The answer feels like nothing and everything.
Nothing because I’m not using any prepackaged or planned history curriculum. Not AO, not MFW, not CC, not SOTW, nor any other acronym. There is no one cohesive plan. We don’t have any time reserved on the schedule for “history” as a subject.
Everything because this year we’ll be listening to the audio of all four volumes of Story of the World, the boys will have read Child’s History of the World (several times, of their own free will), Pages of History (because a friend let me in on the good deal Veritas offered CC), a huge stack of biographies (not assigned, just available), bits and pieces of all sorts of Eyewitness books and other historical atlases, and also read Story of the Ancient World and the ancient section of Kingfisher World History.
On the shelf also sit Famous Men of Rome and Famous Men of Greece, and they’ve been picked up voluntarily. The Egyptian Echo and The Greek Gazette sit alongside Cat of Bustabes and Archimedes and the Door of Science. A stack of paperback tales and legends and myths of Greece & Rome awaits attention. D’Aulaire’s Book of Greek Myths & Norse Myths are favorites.
Draw Through History is available on our shelves. My second son in particular enjoys drawing Alexander the Great and his war elephants. Both sons, of course, enjoy drawing battles, and history provides them with plenty of material.

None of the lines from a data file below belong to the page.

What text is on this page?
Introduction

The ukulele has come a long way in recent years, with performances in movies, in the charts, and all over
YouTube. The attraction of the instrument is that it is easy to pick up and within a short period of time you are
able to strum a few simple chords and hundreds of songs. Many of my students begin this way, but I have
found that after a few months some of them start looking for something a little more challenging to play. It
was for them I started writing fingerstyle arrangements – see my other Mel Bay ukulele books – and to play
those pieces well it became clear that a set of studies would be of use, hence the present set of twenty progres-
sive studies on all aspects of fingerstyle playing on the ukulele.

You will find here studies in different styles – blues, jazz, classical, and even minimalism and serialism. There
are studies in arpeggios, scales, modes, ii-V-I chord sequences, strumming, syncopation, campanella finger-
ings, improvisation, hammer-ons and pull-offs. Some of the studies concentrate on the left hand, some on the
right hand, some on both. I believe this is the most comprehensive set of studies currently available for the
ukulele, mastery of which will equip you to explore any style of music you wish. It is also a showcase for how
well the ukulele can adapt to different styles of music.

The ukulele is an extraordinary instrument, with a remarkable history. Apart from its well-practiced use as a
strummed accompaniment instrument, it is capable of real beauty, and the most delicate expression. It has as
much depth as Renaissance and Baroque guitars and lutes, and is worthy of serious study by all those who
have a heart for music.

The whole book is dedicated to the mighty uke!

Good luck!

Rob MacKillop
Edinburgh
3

During Circle Time we chant history sentences I’ve pulled from the timeline image captions on History Through the Ages. We also sing along with a song version of Veritas Press’s 160 timeline cards, from Creation to “Modern America.”
So we do a little bit of overview with the timeline song and listening to SOTW. We focus on ancient this year with our history sentences and the books I have out as school-time-reading selections. And there’s biographies of all sorts and times available.

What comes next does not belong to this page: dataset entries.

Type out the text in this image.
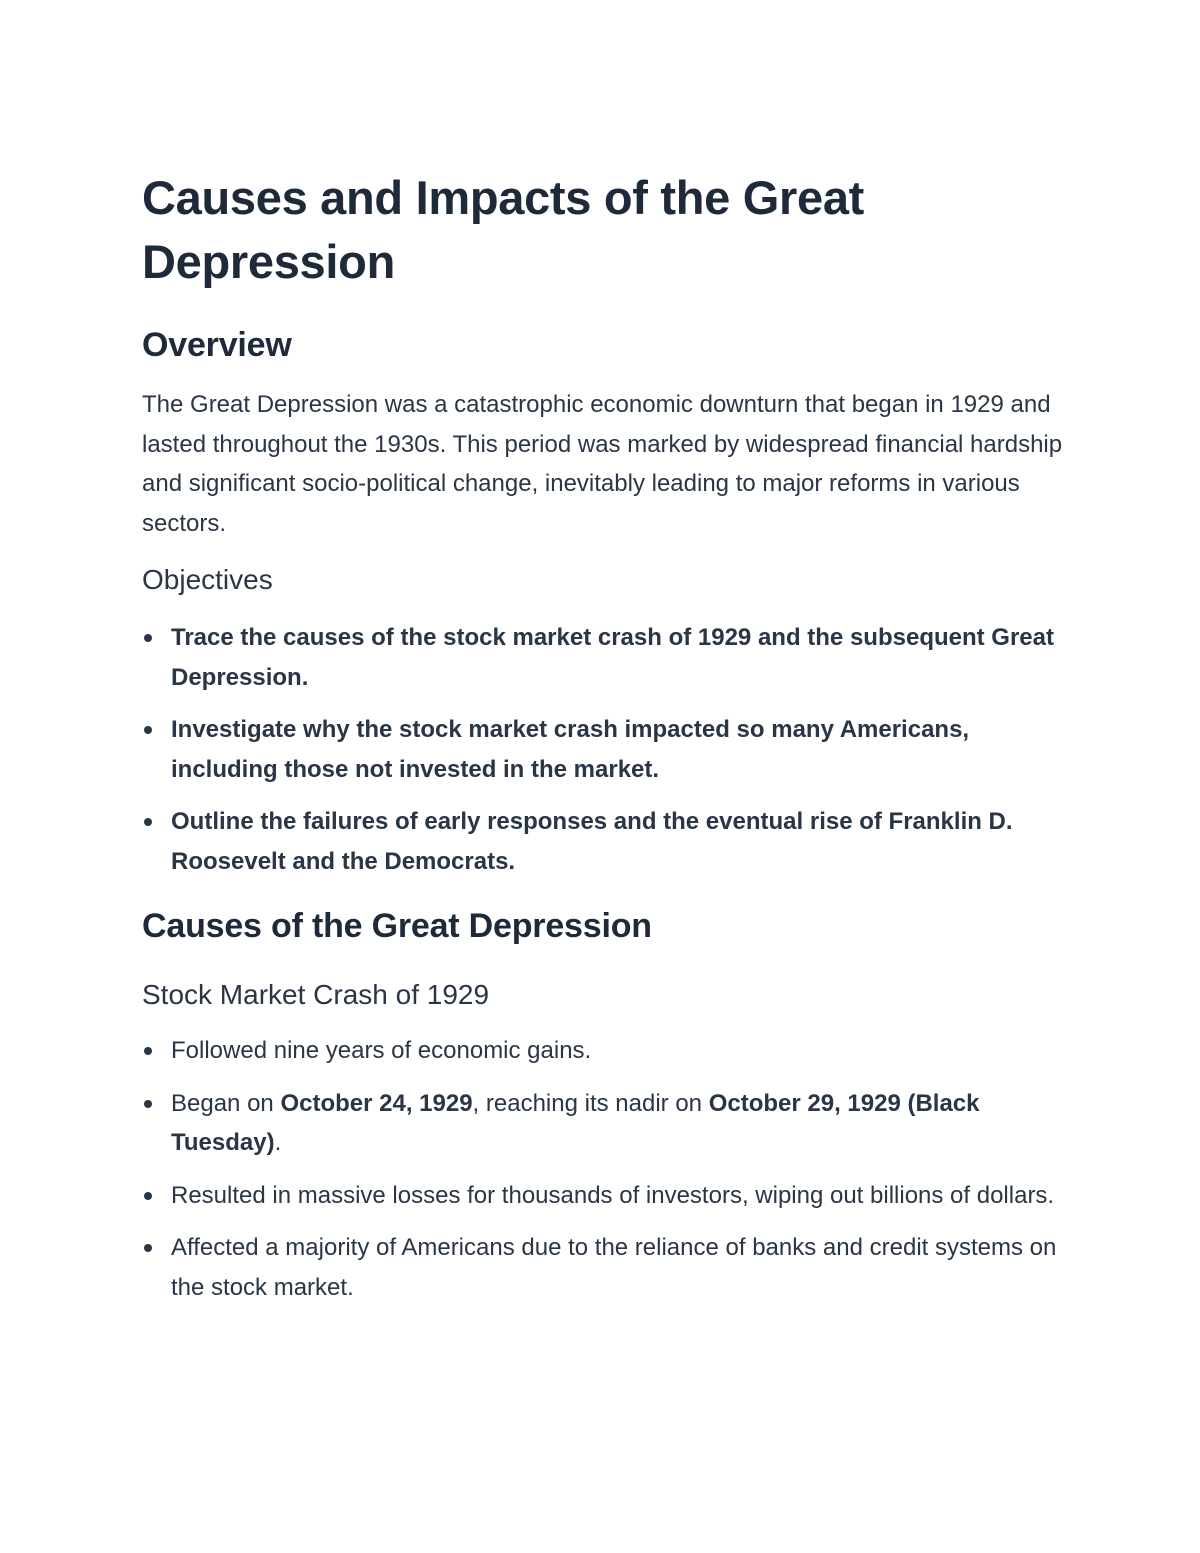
Causes and Impacts of the Great Depression
Overview

The Great Depression was a catastrophic economic downturn that began in 1929 and lasted throughout the 1930s. This period was marked by widespread financial hardship and significant socio-political change, inevitably leading to major reforms in various sectors.

Objectives
Trace the causes of the stock market crash of 1929 and the subsequent Great Depression.
Investigate why the stock market crash impacted so many Americans, including those not invested in the market.
Outline the failures of early responses and the eventual rise of Franklin D. Roosevelt and the Democrats.
Causes of the Great Depression
Stock Market Crash of 1929
Followed nine years of economic gains.
Began on October 24, 1929, reaching its nadir on October 29, 1929 (Black Tuesday).
Resulted in massive losses for thousands of investors, wiping out billions of dollars.
Affected a majority of Americans due to the reliance of banks and credit systems on the stock market.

My overarching goal for the elementary years is simply to spark interest and give exposure. I do hope to get some “pegs” of important people and events into their heads so they can place other people and events in approximate context.
I am also dubious about material “studied” in the early years actually sticking through adulthood. Besides, history for this age must be presented more clear-cut and generalized than it really is, and I don’t think we do them any favors if the idea that history was black and white and clear cut sticks with that long.
Instead, I want them to find history fascinating. That underlying interest and attraction will fuel future historical studies, when they come of an age to actually study.
So far, it’s working.
And, better yet, this method requires way less energy and direction from me.
It’s not totally hands-off, but it’s not a teacher-led study, either. I lead the history bits we learn during Circle Time. I keep the stack of ancient books available and appealing. I tell them, “I want you to read for an hour from any of the books in this pile.”
I tell them, “I want you to read one chapter from this book and write 4 sentences about it.” And, then, I just leave them to pick up and browse whatever strikes their fancy, ensuring we have the leisure and calm times for such fancy to strike.
After all, in a house full of small children, dedicated time is not only difficult to find, it is also always subject to unignorable interruption. Good thing these little interruptors are cutie pies.